Chapitre 64 : Contact
Stiles était déjà exténué par sa semaine alors que celle-ci venait à peine de commencer.
En rentrant la veille de son escapade coquine chez Derek, il avait eu la désagréable surprise de constater qu'il avait oublié de fermer sa fenêtre. À vrai dire, il était tellement épuisé qu'il ne se souvenait même pas l'avoir ouverte.
Son corps semblait ne pas se vouloir remettre de l'entraînement de la crosse du jeudi précédent lui donnant même l'impression que les courbatures, au lieu de se calmer, ne faisait que s'aggraver de jour en jour.
Un sourire malicieux souleva ses traits. À bien y réfléchir, peut-être que ladite escapade coquine de la vieille y était pour quelque chose !
— On vérifie une dernière adresse ou tu préfères venir regarder un film au loft avant de rentrer chez toi ?
Toute la fatigue s'évada du corps de l'adolescent qui se redressa sur son siège, ravi de la proposition de son amant.
Il ne disait jamais non. Passer du temps avec son loup était pour lui des moments privilégiés qu'il n'aurait refusé pour rien au monde. Évidemment, en semaine, il ne pouvait pas vraiment s'attarder avant de devoir rentrer chez lui, mais chaque minute serait savourée à sa juste valeur.
— Tu sais bien que je ne peux rien te refuser !
Le clin d'œil était peut-être de trop, mais Stiles n'avait pas pu s'en empêcher. Ce fut le rire désabusé de l'ancien alpha qui lui répondit.
— Mes récents souvenirs prouvent le contraire !
— Oh ! J'aime beaucoup ces souvenirs.
La main de Derek caressa un peu plus franchement la cuisse de son passager. Ils échangèrent un rapide sourire puis le bêta dut se focaliser sur sa conduite.
— Quoi qu'il en soit Scott m'a… Euh ! donné sa bénédiction en quelque sorte… Tu sais, comme on va s'absenter, il a dit que ce n'était pas grave qu'on manque nos rondes ! Pour être honnête, je n'y avais même pas pensé !
Il avait conscience de l'énorme sourire qui ornait ses lèvres à cet instant, mais bon sang, New York !
Juste après leur cinq à sept improvisé et totalement torride, la veille, Stiles était parvenu à soutirer à son homme la destination de leur week-end de rêve. Depuis, il était pire qu'un gosse avant Noël.
Il n'y était allé qu'une unique fois avec son père, lors de son onzième anniversaire, mais en gardait un souvenir inoubliable. Sans le savoir, son compagnon avait d'ailleurs prévu le même programme. Pourvoir à nouveau voir les Mets jouer en chaire et en os… Stiles n'avait pas les mots !
Joyeusement, le lycéen enfourna la liste des adresses dans son sac de cours. Il eut un sourire amusé en remarquant que les deux prochains noms qui y étaient inscrits était celui de Carter. S'il ne prêta pas attention à la seconde adresse qui devait être celle de Luna et de son père, il ne manqua pas la première qui était celle de Maxime.
Le hasard de la distribution des listes avait voulu que ce soit Derek et lui qui héritent de cette partie-là des adresses. Stiles n'était pas sans savoir les soupçons que l'ancien alpha cultivait à l'égard de son ex. Il serait certainement heureux d'avoir une excuse pour fouiner du côté de chez lui !
— T'es encore dans la lune !
Le regard de Derek percuta le sien et l'adolescent fut emporté par son sourire auquel il répondit du sien.
— On était fait pour se rencontrer alors !
Sa main recouvrit celle de l'homme toujours sur sa cuisse tandis que son cœur tambourinait avec force dans sa poitrine, il le savait, au plus grand contentement du loup-garou.

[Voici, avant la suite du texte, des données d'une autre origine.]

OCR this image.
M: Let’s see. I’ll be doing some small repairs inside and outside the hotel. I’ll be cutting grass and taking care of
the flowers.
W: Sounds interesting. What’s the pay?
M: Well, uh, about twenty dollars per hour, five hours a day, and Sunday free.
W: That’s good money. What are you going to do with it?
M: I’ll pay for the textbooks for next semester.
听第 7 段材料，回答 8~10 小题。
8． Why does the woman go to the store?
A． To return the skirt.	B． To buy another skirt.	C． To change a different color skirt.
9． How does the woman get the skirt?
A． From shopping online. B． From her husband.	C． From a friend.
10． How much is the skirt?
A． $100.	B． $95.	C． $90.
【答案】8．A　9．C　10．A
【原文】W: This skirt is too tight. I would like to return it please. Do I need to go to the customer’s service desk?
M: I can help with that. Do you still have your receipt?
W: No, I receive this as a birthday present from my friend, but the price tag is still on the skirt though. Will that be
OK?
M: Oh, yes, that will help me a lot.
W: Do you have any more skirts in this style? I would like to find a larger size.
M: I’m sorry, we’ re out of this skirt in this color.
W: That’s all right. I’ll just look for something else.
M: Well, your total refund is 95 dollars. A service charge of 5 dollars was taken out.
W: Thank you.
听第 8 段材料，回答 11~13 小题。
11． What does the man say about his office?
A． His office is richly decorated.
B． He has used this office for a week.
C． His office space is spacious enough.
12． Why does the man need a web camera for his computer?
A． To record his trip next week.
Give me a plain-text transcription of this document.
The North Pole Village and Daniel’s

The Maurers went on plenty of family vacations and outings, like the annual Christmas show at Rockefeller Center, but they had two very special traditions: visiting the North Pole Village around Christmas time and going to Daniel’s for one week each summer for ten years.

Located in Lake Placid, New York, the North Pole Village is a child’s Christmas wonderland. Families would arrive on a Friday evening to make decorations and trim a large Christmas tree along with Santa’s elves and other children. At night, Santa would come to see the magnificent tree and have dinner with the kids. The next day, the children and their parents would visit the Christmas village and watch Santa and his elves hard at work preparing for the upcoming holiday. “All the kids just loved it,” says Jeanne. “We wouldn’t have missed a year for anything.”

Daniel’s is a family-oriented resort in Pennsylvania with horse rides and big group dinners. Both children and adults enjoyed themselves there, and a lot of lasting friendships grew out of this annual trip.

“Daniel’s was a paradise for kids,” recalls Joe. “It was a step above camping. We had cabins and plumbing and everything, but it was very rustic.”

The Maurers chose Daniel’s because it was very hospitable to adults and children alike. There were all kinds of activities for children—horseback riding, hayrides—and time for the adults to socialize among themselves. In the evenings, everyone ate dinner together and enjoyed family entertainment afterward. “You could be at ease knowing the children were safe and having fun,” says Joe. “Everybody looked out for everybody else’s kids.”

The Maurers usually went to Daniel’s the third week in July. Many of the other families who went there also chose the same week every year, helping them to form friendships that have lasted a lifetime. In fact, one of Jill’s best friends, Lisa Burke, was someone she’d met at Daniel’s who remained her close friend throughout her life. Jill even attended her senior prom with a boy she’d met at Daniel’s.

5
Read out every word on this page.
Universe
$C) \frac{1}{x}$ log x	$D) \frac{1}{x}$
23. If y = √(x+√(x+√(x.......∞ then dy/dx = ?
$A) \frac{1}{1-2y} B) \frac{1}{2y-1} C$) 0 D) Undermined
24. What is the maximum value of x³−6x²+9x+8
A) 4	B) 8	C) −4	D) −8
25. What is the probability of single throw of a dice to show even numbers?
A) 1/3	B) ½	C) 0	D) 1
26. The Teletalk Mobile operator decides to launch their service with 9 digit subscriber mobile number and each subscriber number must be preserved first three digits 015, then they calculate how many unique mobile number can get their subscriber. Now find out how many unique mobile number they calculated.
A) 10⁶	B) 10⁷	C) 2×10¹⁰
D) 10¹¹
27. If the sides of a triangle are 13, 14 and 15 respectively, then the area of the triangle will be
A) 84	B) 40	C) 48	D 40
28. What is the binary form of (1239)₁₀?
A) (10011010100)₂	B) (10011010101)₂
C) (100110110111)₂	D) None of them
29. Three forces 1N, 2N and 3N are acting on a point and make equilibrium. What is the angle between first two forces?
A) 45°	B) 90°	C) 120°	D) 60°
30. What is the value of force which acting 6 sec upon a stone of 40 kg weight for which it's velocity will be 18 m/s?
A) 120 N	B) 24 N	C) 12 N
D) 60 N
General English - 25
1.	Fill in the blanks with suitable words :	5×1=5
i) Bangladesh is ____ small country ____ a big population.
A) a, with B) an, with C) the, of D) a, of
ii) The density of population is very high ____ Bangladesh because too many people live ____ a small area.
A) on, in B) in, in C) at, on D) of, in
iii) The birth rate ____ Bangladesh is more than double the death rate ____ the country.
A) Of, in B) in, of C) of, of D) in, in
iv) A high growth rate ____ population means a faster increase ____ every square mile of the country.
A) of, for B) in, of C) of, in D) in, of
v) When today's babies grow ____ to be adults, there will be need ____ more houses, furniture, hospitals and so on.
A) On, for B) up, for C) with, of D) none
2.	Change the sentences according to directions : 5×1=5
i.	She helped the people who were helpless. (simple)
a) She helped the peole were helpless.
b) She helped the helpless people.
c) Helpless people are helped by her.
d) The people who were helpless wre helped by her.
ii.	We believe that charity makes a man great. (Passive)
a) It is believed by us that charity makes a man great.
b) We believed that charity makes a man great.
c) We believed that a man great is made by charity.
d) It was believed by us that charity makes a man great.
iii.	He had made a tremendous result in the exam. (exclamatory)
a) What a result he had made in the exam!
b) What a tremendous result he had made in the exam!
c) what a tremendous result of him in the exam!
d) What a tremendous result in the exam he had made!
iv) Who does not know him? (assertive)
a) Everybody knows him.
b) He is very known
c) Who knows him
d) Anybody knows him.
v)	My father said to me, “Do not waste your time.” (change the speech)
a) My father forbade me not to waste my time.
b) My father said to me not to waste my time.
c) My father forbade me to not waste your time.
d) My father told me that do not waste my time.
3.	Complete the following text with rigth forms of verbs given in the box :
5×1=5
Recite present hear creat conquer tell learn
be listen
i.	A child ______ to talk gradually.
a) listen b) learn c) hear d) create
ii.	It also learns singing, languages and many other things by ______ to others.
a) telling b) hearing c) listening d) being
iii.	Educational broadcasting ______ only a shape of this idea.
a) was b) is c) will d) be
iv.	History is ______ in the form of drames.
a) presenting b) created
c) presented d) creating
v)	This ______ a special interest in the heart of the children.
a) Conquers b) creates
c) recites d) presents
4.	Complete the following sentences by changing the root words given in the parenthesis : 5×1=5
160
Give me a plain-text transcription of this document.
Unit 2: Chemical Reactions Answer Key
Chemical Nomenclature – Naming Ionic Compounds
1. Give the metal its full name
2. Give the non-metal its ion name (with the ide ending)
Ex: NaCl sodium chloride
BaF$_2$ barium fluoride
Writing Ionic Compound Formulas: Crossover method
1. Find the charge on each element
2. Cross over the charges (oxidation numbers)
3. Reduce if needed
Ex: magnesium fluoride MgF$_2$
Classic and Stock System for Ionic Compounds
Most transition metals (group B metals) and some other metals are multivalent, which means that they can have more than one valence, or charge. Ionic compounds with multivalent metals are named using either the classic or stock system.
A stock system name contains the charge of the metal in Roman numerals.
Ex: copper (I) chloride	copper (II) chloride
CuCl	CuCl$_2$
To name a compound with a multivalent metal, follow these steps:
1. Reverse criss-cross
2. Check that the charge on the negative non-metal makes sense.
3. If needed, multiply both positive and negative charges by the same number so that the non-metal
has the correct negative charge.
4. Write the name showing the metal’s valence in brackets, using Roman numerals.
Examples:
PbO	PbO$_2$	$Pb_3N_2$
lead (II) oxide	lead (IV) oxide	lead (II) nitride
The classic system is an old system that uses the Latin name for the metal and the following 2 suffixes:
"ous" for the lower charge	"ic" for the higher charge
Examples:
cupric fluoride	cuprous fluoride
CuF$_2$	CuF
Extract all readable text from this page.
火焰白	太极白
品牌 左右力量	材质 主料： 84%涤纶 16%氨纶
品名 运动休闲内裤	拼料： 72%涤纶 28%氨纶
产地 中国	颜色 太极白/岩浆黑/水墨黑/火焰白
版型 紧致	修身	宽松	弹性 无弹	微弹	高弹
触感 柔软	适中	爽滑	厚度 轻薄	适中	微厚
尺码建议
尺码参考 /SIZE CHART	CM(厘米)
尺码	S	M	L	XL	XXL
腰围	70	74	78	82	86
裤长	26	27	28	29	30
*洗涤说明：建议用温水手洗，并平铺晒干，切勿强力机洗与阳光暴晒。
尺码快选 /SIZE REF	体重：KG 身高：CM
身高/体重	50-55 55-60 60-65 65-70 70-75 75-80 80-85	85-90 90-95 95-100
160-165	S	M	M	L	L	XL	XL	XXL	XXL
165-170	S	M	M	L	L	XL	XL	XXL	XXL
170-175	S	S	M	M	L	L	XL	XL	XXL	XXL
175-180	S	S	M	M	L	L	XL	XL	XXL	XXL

Comment pouvait-on aimer si intensément sans en perdre la raison ?
Le loup de naissance se gara en bas de l'immeuble sans que son sourire ne l'ait quitté. À bien y penser, il n'avait jamais autant souris que depuis qu'il fréquentait Stiles. Le fils du shérif avait peut-être raison. Peut-être étaient-ils faits pour se rencontrer afin de panser les blessures du passé qui n'avait épargné aucun d'eux.
Ils marchèrent main dans la main jusqu'à l'entrée du bâtiment, tandis que l'adolescent lui faisait part du choix télévisuel qui se présentait à eux.
— Tu préfères Seven ou Gladiator ? Brad Pitt ou Russell Crowe ? Je parle du jeu d'acteur, Fluffy, pas de panique !
Derek secoua la tête, amusé de la remarque de son compagnon qui n'était pas sans savoir qu'il serait à jamais le seul homme de sa vie. Sa préférence pour l'un ou l'autre des longs-métrages n'avait donc aucun lien avec le physique des acteurs ! Il effaça le sourire canaille du garçon de ses lèvres, savourant sans retenu leur saveur enivrante dont il ne se lassait pas.
— Et toi alors ? Lequel préfères-tu ? éluda-t-il tout en composant le code désactivant l'alarme de son appartement.
— J'ai un faible pour Gladiator évidemment ! Un peu trop de barbarie dans Seven à mon goût.
Le loup sourit avant de s'approcher du jeune homme, glissant ses mains sur ses flancs avant de l'acculer contre un mur pour l'embrasser.
— Je parlais du sex-appeal des acteurs !
Sa réplique, soufflée contre son cou, arracha un frisson à Stiles qui repoussa doucement l'homme pour confronter son regard.
— Tu sais bien qu'à mes yeux il n'y a que toi !
Son sérieux était beaucoup trop intense pour le bêta qui l'embrassa à nouveau jusqu'à arracher un gémissement de contentement à l'adolescent.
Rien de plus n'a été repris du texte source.